Metformin, the first-line therapy for type 2 diabetes, has long been recognized for its ability to lower blood glucose primarily by suppressing endogenous glucose production through mechanisms involving mitochondrial complex I inhibition-a process that mildly reduce cellular energy charge by elevating the AMP/ATP ratio. This alteration in energy charge may directly impair ATP-dependent steps in gluconeogenesis and anatagonize glucagon signaling by inhibiting adenylate cyclase, thus reducing cyclic AMP levels and downstream signaling.
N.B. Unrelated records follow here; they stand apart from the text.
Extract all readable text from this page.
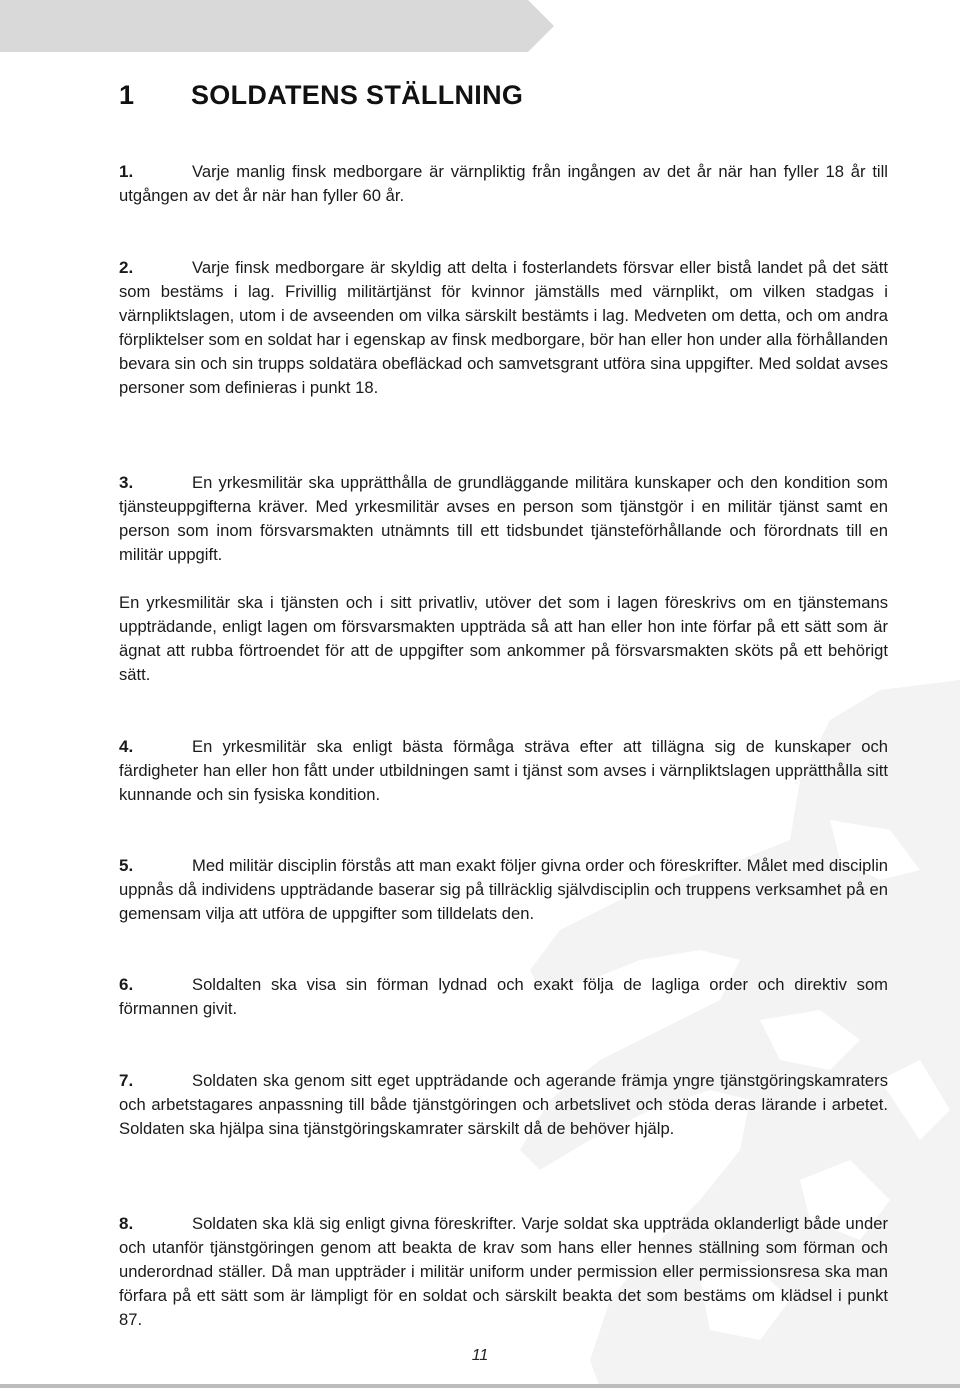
1 SOLDATENS STÄLLNING

1.	Varje manlig finsk medborgare är värnpliktig från ingången av det år när han fyller 18 år till utgången av det år när han fyller 60 år.

2.	Varje finsk medborgare är skyldig att delta i fosterlandets försvar eller bistå landet på det sätt som bestäms i lag. Frivillig militärtjänst för kvinnor jämställs med värnplikt, om vilken stadgas i värnpliktslagen, utom i de avseenden om vilka särskilt bestämts i lag. Medveten om detta, och om andra förpliktelser som en soldat har i egenskap av finsk medborgare, bör han eller hon under alla förhållanden bevara sin och sin trupps soldatära obefläckad och samvetsgrant utföra sina uppgifter. Med soldat avses personer som definieras i punkt 18.

3.	En yrkesmilitär ska upprätthålla de grundläggande militära kunskaper och den kondition som tjänsteuppgifterna kräver. Med yrkesmilitär avses en person som tjänstgör i en militär tjänst samt en person som inom försvarsmakten utnämnts till ett tidsbundet tjänsteförhållande och förordnats till en militär uppgift.

En yrkesmilitär ska i tjänsten och i sitt privatliv, utöver det som i lagen föreskrivs om en tjänstemans uppträdande, enligt lagen om försvarsmakten uppträda så att han eller hon inte förfar på ett sätt som är ägnat att rubba förtroendet för att de uppgifter som ankommer på försvarsmakten sköts på ett behörigt sätt.

4.	En yrkesmilitär ska enligt bästa förmåga sträva efter att tillägna sig de kunskaper och färdigheter han eller hon fått under utbildningen samt i tjänst som avses i värnpliktslagen upprätthålla sitt kunnande och sin fysiska kondition.

5.	Med militär disciplin förstås att man exakt följer givna order och föreskrifter. Målet med disciplin uppnås då individens uppträdande baserar sig på tillräcklig självdisciplin och truppens verksamhet på en gemensam vilja att utföra de uppgifter som tilldelats den.

6.	Soldalten ska visa sin förman lydnad och exakt följa de lagliga order och direktiv som förmannen givit.

7.	Soldaten ska genom sitt eget uppträdande och agerande främja yngre tjänstgöringskamraters och arbetstagares anpassning till både tjänstgöringen och arbetslivet och stöda deras lärande i arbetet. Soldaten ska hjälpa sina tjänstgöringskamrater särskilt då de behöver hjälp.

8.	Soldaten ska klä sig enligt givna föreskrifter. Varje soldat ska uppträda oklanderligt både under och utanför tjänstgöringen genom att beakta de krav som hans eller hennes ställning som förman och underordnad ställer. Då man uppträder i militär uniform under permission eller permissionsresa ska man förfara på ett sätt som är lämpligt för en soldat och särskilt beakta det som bestäms om klädsel i punkt 87.

11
Increased AMP/ATP ratio also activates AMP-activated protein kinase, which drives transcriptional repression of gluconeogenic enzymes. Paradoxically, in the last decade several reports documented that metformin may increase EGP. This unexpected rise in EGP has been tentatively attributed to compensatory hyperglucagonemia, consistent with a pronounced counter-regulatory response that offsets metformin's antigluconeogenic and glucagon antagonistic effects. Yet, this explanation fails to reconcile metformin's concurrent suppression of other glucagon-mediated catabolic effects, such as increased energy expenditure and reduced protein synthesis. Furthermore, elevated levels of gluconeogenic precursors, including branched-chain amino acids and alanine, may suggest a broader metabolic interplay, involving a liver alpha-cell cross talk, analogous to the liver-alpha cell axis. In this review, we re-examine metformin's mechanisms of action. We, then, provide a mechanistic perspective to this latter possibility, based on mechanistic studies of metformin's transcriptional targets; retaining thus its glucagon antagonistic and presumably anti-gluconeogenic effects on liver and attributing the increase in EGP to renal gluconeogenesis. We finally explore whether the increased EGP might reflect an adverse response to metformin treatment, drawing insights from available clinical evidence.